If I had to choose a single pattern that represents some of the most accurate trading signals, it would probably be a breakout from a long, narrow sideways consolidation pattern. Rectangles that have contained a security within a narrow range tend to be followed by explosive movements to the upside – if, and only if, the top of that range is taken out. Conversely, downside breakouts from a long rectangle can be quite bearish. I mention two ways to trade rectangles in my book, Sideways, but upside breakouts are by and far the most rewarding of the two. FYI: the other method to trade these patterns is to buy the bottom, and sell the top with coinciding stochastics or RSI signals. Read the book for more details.

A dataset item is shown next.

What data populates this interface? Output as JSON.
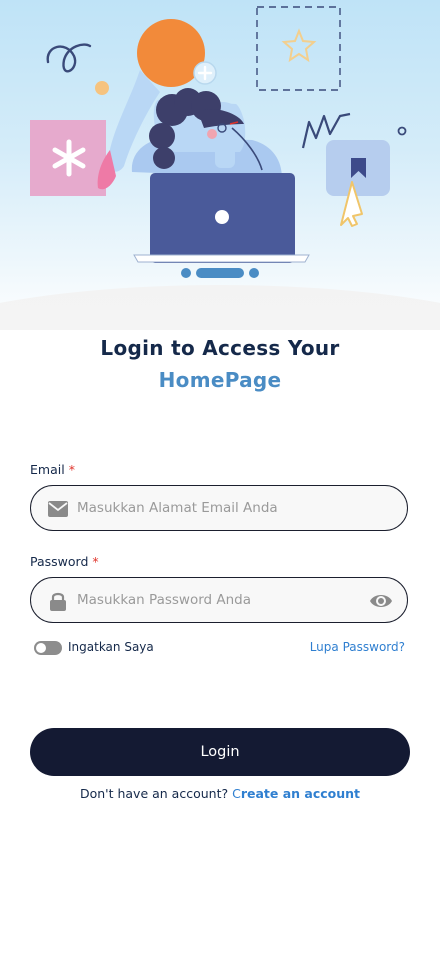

When viewing a rectangle breakout, look for at least 3 days and about a 2-3% price increase from the breakout point – along with supportive volume spikes to confirm the movement. If the breakout is legitimate, the movement can be very rewarding for the players on the right side of the trade.

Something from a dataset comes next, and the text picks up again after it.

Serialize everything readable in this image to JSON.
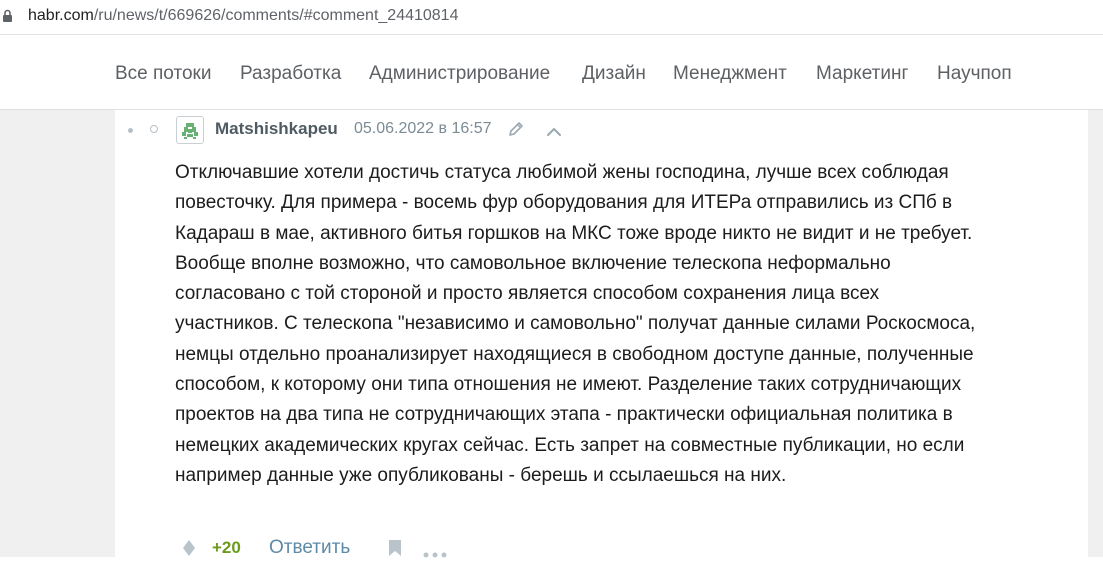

Right now, I’m watching coal – which is well into a very long rectangular consolidation. Check the nice long consolidation pattern on the Market Vectors Coal ETF (KOL) above, which has recently taken out the down trend. If coal breaks out to the upside under the conditions mentioned above, this could be a very big mover. Watch for a breakout through about $26/share (a catalyst such as positive economic news coming out of China might inspire such a move) to drive KOL up out of its sideways trading range. While there is always potential for a downside breakout through $22/share, the fact that KOL has broken its downtrend hints that any eventual breakout might be a bullish one. This one, while not yet ready to buy, deserves a place on a traders watch list.